Presenter Kyle McMillan, Ph.D., of the University of California, Los Angeles (UCLA), and colleagues developed patient size-specific, scanner-independent conversion coefficients for CT dose index volume (CTDIvol) to fetal dose. The coefficients were developed for abdominal and pelvic CT exams of pregnant patients who had a gestational age ranging from 12 to 36 weeks.
Plugging the patient size as measured by water-equivalency displacement and the CTDIvol into a formula developed by this research will calculate the patient-specific dose, said Dr. McMillan in the standing-room only session of 200-plus people.
"That's a heck of a lot easier than doing a Monte Carlo simulation," Dr. McMillan said. "A doctor may take these measurements and generate a patient-specific dose estimate, which may provide some comfort to patients."
Dr. McMillan conducted the research as part of his doctoral dissertation under the supervision of Michael McNitt-Gray, Ph.D., of UCLA, who also attended the RSNA 2015 session.

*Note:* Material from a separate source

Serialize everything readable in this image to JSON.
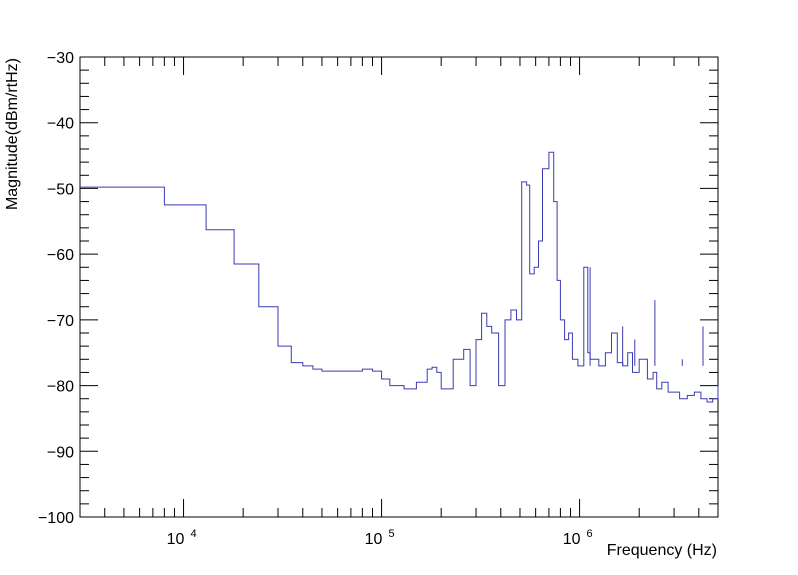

Estimating Patient-Specific Dose
Fetal dose estimates have been limited to fixed tube current CT exams of pregnant patients even though nearly all other CT exams are performed using TCM. The UCLA researchers collected data to determine normalized CTDIvol for TCM scans and incorporated the water-equivalent diameter (WED) measurement available on most CT equipment to calculate a patient-specific dosage.

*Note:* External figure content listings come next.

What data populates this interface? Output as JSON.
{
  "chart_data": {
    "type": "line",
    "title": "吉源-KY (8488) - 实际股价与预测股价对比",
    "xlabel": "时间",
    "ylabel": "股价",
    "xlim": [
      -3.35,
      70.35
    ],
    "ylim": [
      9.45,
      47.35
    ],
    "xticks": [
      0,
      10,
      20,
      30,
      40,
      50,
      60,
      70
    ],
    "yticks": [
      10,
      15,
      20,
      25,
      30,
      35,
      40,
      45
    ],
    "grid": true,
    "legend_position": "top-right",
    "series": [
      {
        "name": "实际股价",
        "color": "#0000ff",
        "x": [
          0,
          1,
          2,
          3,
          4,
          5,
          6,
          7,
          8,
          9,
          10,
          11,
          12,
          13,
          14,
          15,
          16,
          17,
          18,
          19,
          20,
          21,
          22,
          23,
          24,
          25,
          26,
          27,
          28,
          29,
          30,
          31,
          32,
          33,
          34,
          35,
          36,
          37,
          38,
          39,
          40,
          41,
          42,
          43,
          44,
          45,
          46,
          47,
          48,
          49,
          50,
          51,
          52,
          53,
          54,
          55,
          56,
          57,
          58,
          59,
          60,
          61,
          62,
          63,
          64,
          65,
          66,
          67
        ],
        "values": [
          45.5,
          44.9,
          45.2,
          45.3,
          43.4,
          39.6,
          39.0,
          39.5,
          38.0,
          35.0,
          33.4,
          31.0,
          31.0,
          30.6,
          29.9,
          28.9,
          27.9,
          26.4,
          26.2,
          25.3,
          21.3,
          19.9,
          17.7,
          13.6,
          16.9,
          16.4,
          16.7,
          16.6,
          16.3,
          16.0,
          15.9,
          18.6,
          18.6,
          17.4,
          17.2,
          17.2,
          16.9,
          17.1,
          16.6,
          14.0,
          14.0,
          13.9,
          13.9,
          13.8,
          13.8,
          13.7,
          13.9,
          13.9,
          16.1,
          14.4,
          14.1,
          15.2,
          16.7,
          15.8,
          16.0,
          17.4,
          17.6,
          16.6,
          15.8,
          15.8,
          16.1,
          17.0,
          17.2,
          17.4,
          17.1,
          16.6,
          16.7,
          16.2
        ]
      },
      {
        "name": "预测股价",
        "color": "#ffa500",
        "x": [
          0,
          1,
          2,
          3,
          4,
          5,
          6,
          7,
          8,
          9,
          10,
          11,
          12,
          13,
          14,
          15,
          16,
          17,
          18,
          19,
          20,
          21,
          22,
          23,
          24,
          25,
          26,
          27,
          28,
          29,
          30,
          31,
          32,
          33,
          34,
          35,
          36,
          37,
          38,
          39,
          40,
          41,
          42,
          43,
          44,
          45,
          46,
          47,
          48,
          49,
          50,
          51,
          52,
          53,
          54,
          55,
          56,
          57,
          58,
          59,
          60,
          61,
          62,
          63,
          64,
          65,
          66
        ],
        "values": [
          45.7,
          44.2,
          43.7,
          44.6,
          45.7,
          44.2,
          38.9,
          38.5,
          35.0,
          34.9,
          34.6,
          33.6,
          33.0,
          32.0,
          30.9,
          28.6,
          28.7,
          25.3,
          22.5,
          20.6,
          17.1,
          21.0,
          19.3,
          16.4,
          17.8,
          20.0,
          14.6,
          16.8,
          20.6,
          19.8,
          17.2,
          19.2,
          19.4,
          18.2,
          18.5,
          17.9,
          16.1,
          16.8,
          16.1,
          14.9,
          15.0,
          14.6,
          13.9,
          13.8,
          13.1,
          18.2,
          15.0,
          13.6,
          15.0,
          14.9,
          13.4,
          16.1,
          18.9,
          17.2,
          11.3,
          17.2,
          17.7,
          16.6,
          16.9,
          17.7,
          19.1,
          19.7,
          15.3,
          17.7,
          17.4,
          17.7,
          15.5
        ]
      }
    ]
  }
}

Researchers created models of fetal anatomy from image data from 18 pregnant women who had undergone abdominal/pelvic CT. They estimated fetal doses for each model using Monte Carlo simulations of fixed tube current CT scans with a 64-slice MDCT scanner.
Predicted TCM schemes were generated for each pregnant patient model using a validated method accounting for patient attenuation and scanner limits to determine TCM functions for each voxelized model, Dr. McMillan said. The validated method involves yet-to-be published research that is part of Dr. McMillan's doctoral dissertation. Fetal doses were normalized by scan ‑specific 32 cm CTDIvol values based on the average tube current across the entire scan (scanner-reported CTDIvol) to obtain scan technique-independent CTDIvol-to-fetal-dose conversion coefficients for each patient.
WED can be reliably incorporated into the dose measurement so radiologists can generate patient-specific dose, instead of relying on models. The study found a positive correlation between the normalized dose and the WED. Using models when determining doses for organs is acceptable, but a patient-specific calculation for fetal dose provides more accurate information since the fetus is always growing, Dr. McMillan said.
"A reasonably accurate dose to the fetus can be obtained by knowing simply the scanner output and the size of the patient expressed in this water-equivalent diameter," Dr. McNitt-Gray said.
Although using WED in the dose calculation is not standard on all scanners, Dr. McNitt-Gray hopes that research showing the usefulness of the function will encourage physicians to request the measure and persuade manufacturers to incorporate it into all scanners.